Keasling's work to produce the antimalarial drug artemisinin at low cost led to the founding of Amyris Biotechnologies. More recently, Amyris has developed advanced renewable fuels that can replace gasoline, diesel and jet fuel. Keasling is also leading the development of new biofuels through his role as CEO of the Joint BioEnergy Institute, one of three U.S. Department of Energy Bioenergy Research Centers. Keasling and colleagues also received $500 million from British Petroleum to create the Energy Biosciences Institute, which will be a world-class hub of research on biofuels and clean energy.
He was named 2006 Scientist of the Year by Discover magazine and in Newsweek's 2008 year-end edition, he was featured as one of three "People to Watch" in stories accompanying the magazine's listing of "The Global Elite" -- those it considered the world's 50 most powerful people (including Keasling's fellow UNL alumnus, Warren Buffett). Keasling has also appeared on Comedy Central's "Colbert Report." He recently received the first Biotech Humanitarian award from the Biotechnology Industry Organization.
Keasling is the Hubbard Howe distinguished professor of biochemical engineering and a professor in the Department of Bioengineering at UC Berkeley; and a senior faculty scientist and acting deputy director of the Lawrence Berkeley National Laboratory.

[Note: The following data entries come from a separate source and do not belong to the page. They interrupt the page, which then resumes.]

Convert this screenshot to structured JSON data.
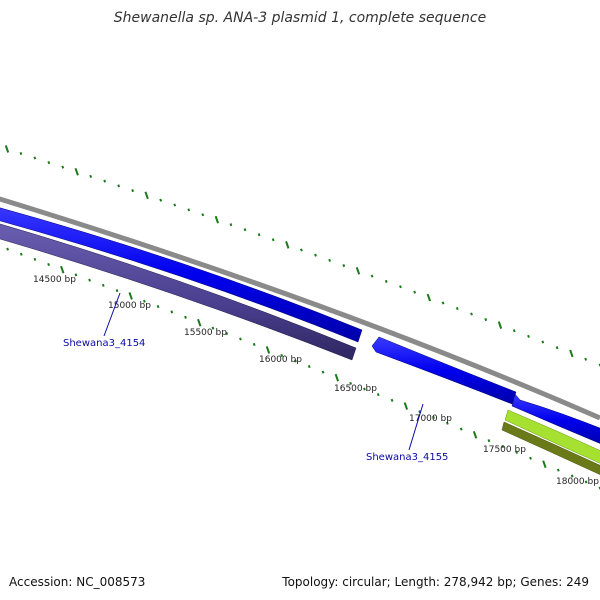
{
  "map": {
    "title": "Shewanella sp. ANA-3 plasmid 1, complete sequence",
    "bp_labels": [
      "14500 bp",
      "15000 bp",
      "15500 bp",
      "16000 bp",
      "16500 bp",
      "17000 bp",
      "17500 bp",
      "18000 bp"
    ],
    "genes": [
      {
        "name": "Shewana3_4154"
      },
      {
        "name": "Shewana3_4155"
      }
    ],
    "colors": {
      "backbone": "#8a8a8a",
      "forward_cds": "#0000ee",
      "reverse_cds": "#4a3f8f",
      "green_feature": "#8fd01c",
      "olive_feature": "#6b7a18",
      "ticks": "#1a7a1a",
      "gene_label": "#0a0aa6"
    }
  },
  "footer": {
    "accession": "Accession: NC_008573",
    "summary": "Topology: circular; Length: 278,942 bp; Genes: 249"
  }
}
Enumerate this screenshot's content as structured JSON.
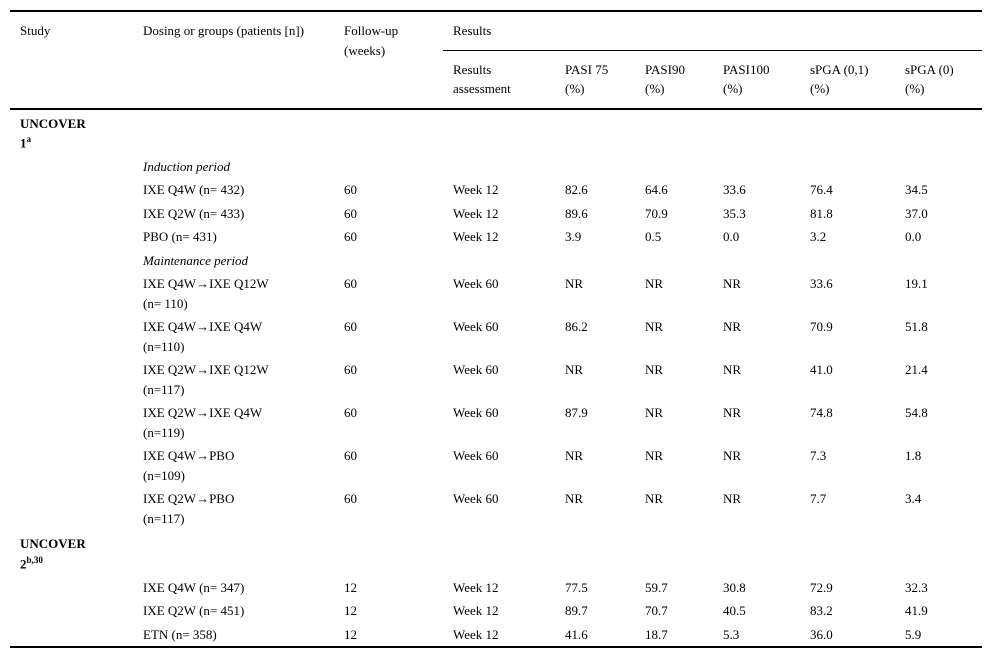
{
  "page": {
    "background_color": "#ffffff",
    "text_color": "#000000"
  },
  "table": {
    "headers": {
      "study": "Study",
      "dosing": "Dosing or groups (patients [n])",
      "followup": "Follow-up (weeks)",
      "results_group": "Results",
      "sub": [
        {
          "line1": "Results",
          "line2": "assessment"
        },
        {
          "line1": "PASI 75",
          "line2": "(%)"
        },
        {
          "line1": "PASI90",
          "line2": "(%)"
        },
        {
          "line1": "PASI100",
          "line2": "(%)"
        },
        {
          "line1": "sPGA (0,1)",
          "line2": "(%)"
        },
        {
          "line1": "sPGA (0)",
          "line2": "(%)"
        }
      ]
    },
    "rows": [
      {
        "type": "section",
        "study_line1": "UNCOVER",
        "study_num": "1",
        "sup": "a"
      },
      {
        "type": "period",
        "dosing": "Induction period"
      },
      {
        "type": "data",
        "dosing": "IXE Q4W (n= 432)",
        "followup": "60",
        "assessment": "Week 12",
        "pasi75": "82.6",
        "pasi90": "64.6",
        "pasi100": "33.6",
        "spga01": "76.4",
        "spga0": "34.5"
      },
      {
        "type": "data",
        "dosing": "IXE Q2W (n= 433)",
        "followup": "60",
        "assessment": "Week 12",
        "pasi75": "89.6",
        "pasi90": "70.9",
        "pasi100": "35.3",
        "spga01": "81.8",
        "spga0": "37.0"
      },
      {
        "type": "data",
        "dosing": "PBO (n= 431)",
        "followup": "60",
        "assessment": "Week 12",
        "pasi75": "3.9",
        "pasi90": "0.5",
        "pasi100": "0.0",
        "spga01": "3.2",
        "spga0": "0.0"
      },
      {
        "type": "period",
        "dosing": "Maintenance period"
      },
      {
        "type": "data",
        "dosing": "IXE Q4W→IXE Q12W",
        "dosing2": "(n= 110)",
        "followup": "60",
        "assessment": "Week 60",
        "pasi75": "NR",
        "pasi90": "NR",
        "pasi100": "NR",
        "spga01": "33.6",
        "spga0": "19.1"
      },
      {
        "type": "data",
        "dosing": "IXE Q4W→IXE Q4W",
        "dosing2": "(n=110)",
        "followup": "60",
        "assessment": "Week 60",
        "pasi75": "86.2",
        "pasi90": "NR",
        "pasi100": "NR",
        "spga01": "70.9",
        "spga0": "51.8"
      },
      {
        "type": "data",
        "dosing": "IXE Q2W→IXE Q12W",
        "dosing2": "(n=117)",
        "followup": "60",
        "assessment": "Week 60",
        "pasi75": "NR",
        "pasi90": "NR",
        "pasi100": "NR",
        "spga01": "41.0",
        "spga0": "21.4"
      },
      {
        "type": "data",
        "dosing": "IXE Q2W→IXE Q4W",
        "dosing2": "(n=119)",
        "followup": "60",
        "assessment": "Week 60",
        "pasi75": "87.9",
        "pasi90": "NR",
        "pasi100": "NR",
        "spga01": "74.8",
        "spga0": "54.8"
      },
      {
        "type": "data",
        "dosing": "IXE Q4W→PBO",
        "dosing2": "(n=109)",
        "followup": "60",
        "assessment": "Week 60",
        "pasi75": "NR",
        "pasi90": "NR",
        "pasi100": "NR",
        "spga01": "7.3",
        "spga0": "1.8"
      },
      {
        "type": "data",
        "dosing": "IXE Q2W→PBO",
        "dosing2": "(n=117)",
        "followup": "60",
        "assessment": "Week 60",
        "pasi75": "NR",
        "pasi90": "NR",
        "pasi100": "NR",
        "spga01": "7.7",
        "spga0": "3.4"
      },
      {
        "type": "section",
        "study_line1": "UNCOVER",
        "study_num": "2",
        "sup": "b,30"
      },
      {
        "type": "data",
        "dosing": "IXE Q4W (n= 347)",
        "followup": "12",
        "assessment": "Week 12",
        "pasi75": "77.5",
        "pasi90": "59.7",
        "pasi100": "30.8",
        "spga01": "72.9",
        "spga0": "32.3"
      },
      {
        "type": "data",
        "dosing": "IXE Q2W (n= 451)",
        "followup": "12",
        "assessment": "Week 12",
        "pasi75": "89.7",
        "pasi90": "70.7",
        "pasi100": "40.5",
        "spga01": "83.2",
        "spga0": "41.9"
      },
      {
        "type": "data",
        "dosing": "ETN (n= 358)",
        "followup": "12",
        "assessment": "Week 12",
        "pasi75": "41.6",
        "pasi90": "18.7",
        "pasi100": "5.3",
        "spga01": "36.0",
        "spga0": "5.9"
      }
    ]
  }
}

Keasling's visit is sponsored by NUtech Ventures, formerly the Office of Technology Development, part of the Office of Research and Economic Development at UNL. NUtech Ventures is a nonprofit research foundation dedicated to forming innovative partnerships between UNL researchers and those in the private sector with the passion, expertise and resources to develop products based on the university's pioneering research.